Buddy, that is some fine shooting!


----------



## Adam2 (Nov 14, 2019)

StringSlap said:


> Or, scattered thoughts = scattered shots!
> 
> Was a bit distracted when I started shooting. Lots going through my mind and I started thinking too much about my anchor, release, etc. Started off spraying shots across the top of the target. Took a minute to regroup. A few deep breaths, cleared my head and let autopilot take over. Managed to put most of the next 12 right through the middle! One or two went into that little group right at the top edge of the target. I can't do that every day, but super happy when I can pull off a group like that!
> 
> ...


Sounds like a good little shooting session

Sent from my SM-G965W using Tapatalk


----------



## treefork (Feb 1, 2010)

Nice !


----------



## Palmettoflyer (Nov 15, 2019)

Nice Steve, great shooting and fun when it comes together.


----------



## vince4242 (Jan 11, 2016)

That is awesome grouping right in the center! I know what you mean I live for those calm autopilot days when piano just goes right where it's supposed to.

Looks like you got it pretty well down.

Cheers


----------



## Ibojoe (Mar 13, 2016)

Nice shootn Steve!


----------



## Hoss (Jun 3, 2014)

Good shooting, how far away from the target were you standing?

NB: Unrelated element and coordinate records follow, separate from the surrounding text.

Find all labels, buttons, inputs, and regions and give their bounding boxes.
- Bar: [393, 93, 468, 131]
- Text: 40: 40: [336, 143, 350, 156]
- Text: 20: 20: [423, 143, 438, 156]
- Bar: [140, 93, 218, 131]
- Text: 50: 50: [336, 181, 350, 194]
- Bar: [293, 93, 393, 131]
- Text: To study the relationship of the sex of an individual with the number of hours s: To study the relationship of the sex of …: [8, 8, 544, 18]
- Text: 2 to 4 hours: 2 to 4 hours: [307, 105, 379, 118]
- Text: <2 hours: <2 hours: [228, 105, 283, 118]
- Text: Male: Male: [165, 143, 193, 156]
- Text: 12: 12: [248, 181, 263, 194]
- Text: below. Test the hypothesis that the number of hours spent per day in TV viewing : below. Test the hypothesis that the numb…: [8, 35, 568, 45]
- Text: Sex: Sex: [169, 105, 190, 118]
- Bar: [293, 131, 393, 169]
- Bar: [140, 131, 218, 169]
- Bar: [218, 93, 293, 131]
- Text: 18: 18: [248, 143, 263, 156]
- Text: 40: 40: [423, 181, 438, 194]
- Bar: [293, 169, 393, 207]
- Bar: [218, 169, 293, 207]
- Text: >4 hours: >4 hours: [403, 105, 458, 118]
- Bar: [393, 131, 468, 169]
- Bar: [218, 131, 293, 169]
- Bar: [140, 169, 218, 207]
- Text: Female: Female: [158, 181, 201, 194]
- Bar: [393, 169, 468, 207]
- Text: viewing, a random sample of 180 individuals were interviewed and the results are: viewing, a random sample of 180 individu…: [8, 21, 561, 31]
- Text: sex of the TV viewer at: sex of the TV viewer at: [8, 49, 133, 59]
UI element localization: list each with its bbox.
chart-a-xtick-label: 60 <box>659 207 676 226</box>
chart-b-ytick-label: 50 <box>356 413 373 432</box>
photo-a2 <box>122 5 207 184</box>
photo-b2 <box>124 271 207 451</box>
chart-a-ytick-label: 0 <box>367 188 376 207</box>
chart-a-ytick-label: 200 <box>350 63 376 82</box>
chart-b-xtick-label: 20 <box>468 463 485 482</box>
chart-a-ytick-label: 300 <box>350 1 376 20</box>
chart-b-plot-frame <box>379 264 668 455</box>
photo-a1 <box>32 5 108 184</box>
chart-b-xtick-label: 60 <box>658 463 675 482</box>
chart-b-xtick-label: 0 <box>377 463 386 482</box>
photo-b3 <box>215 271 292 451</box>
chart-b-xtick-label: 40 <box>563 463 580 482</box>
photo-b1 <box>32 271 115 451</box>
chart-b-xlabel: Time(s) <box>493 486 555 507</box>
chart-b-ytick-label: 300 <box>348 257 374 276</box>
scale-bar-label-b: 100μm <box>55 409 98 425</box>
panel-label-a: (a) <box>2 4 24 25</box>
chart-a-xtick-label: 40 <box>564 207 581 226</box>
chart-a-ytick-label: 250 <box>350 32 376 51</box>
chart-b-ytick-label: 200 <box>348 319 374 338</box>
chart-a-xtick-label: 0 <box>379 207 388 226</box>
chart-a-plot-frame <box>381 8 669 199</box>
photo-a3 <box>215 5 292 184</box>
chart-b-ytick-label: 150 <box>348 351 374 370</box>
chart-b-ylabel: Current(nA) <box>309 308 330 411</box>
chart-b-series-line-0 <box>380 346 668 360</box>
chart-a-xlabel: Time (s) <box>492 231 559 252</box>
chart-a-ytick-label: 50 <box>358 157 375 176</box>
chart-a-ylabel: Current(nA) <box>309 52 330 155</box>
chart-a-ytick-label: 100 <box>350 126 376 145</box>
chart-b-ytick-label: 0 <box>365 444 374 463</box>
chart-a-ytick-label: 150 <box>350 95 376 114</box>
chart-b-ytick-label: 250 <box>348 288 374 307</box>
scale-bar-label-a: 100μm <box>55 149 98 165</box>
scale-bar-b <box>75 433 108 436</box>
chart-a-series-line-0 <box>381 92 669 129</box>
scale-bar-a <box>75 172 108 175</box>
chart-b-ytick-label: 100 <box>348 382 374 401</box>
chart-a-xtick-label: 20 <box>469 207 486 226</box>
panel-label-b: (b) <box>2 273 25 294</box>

Sent from my SM-T380 using Tapatalk


----------



## Got Bands (May 12, 2016)

thats a pretty good group....nice shooting


----------



## StringSlap (Mar 2, 2019)

Hoss said:


> Good shooting, how far away from the target were you standing?
> 
> Sent from my SM-T380 using Tapatalk


My indoor range is only 22'. One day I'll shoot a group like that at 10 meters!


----------



## 31610 (Aug 20, 2017)

nice shots


----------



## bingo (Oct 25, 2019)

Good shooting 

Sent from my Amazon Tate using Tapatalk


----------



## SLINGDUDE (Aug 15, 2018)

Nice shooting!


----------



## Hermit (Feb 7, 2014)

Nice shooting! Some days I can hit cans and spinners all day long. Other days I can't hit crap. Most important is having fun!

Rich


----------